In the 1960s, WEDC was purchased by Roman Pucinski for $225,000. Pucinski was a Congressman and later, a Chicago alderman. His mother was a long-time program host and did a daily Polish language program on WGES that included news, interviews, recipes, and commentary of interest to Chicago's Polish community. Pucinski purchased WEDC after WGES dropped all of its foreign language programming to become an all African American-oriented station. The Congressman fought the WGES format change because he wanted to preserve foreign-language radio programming in Chicago. Soon after Pucinski's purchase of the station, WEDC's studios and transmitter were moved to the Jefferson Park neighborhood on Milwaukee Avenue on Chicago's northwest side.
 In 1966, Pat Sajak, who would go on to host Wheel of Fortune, was employed to read hourly five-minute newscasts during an all-night Spanish-music radio program.

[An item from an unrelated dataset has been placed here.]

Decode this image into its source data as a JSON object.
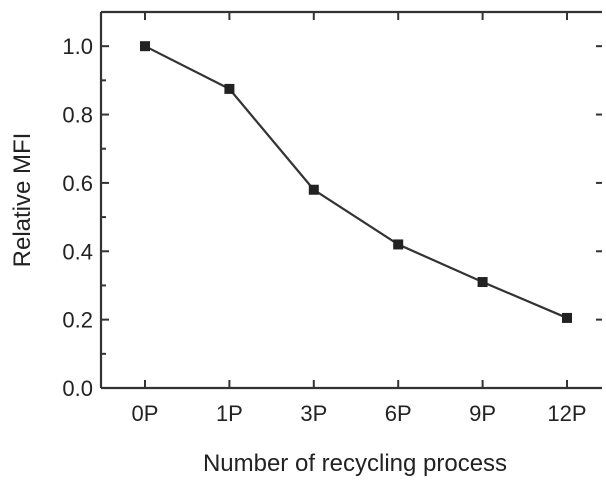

The format of WEDC had always been mostly foreign language programming, mainly Polish and Spanish. Under the Denemark ownership in the 1950s, an English language program featuring "Love Music" aired from 3:30-5 p.m. weekdays, and its overnight program, "The Midnight Fliers" (from midnight-6 a.m.) featured big band music. There was also African American-oriented programming on WEDC and its sister stations produced by Jack L. Cooper.

===Final years===
In 1995, WCRW was purchased by the owner of WSBC, Daniel Lee, for $500,000. A year later, he also purchased WEDC for $750,000 to make WSBC a 24-hour-a-day radio station; this ended the 60+ years of "shared-time" operation. The next year, Lee sold WSBC to Fred Eychaner's Newsweb Corporation; Eychaner was the former owner of WPWR-TV. WSBC and WEDC used separate transmitter sites, located within a mile of each other on the northwest side of Chicago. Lee was once the owner of WXRT-FM and WSCR, which were later sold to Westinghouse Broadcasting.

At midnight on June 13, 1997, WSBC took over WEDC's hours, putting an end to the last of the original time-sharing arrangements in the United States. The station's former studios are now occupied by WCPT, itself owned by Newsweb until 2024.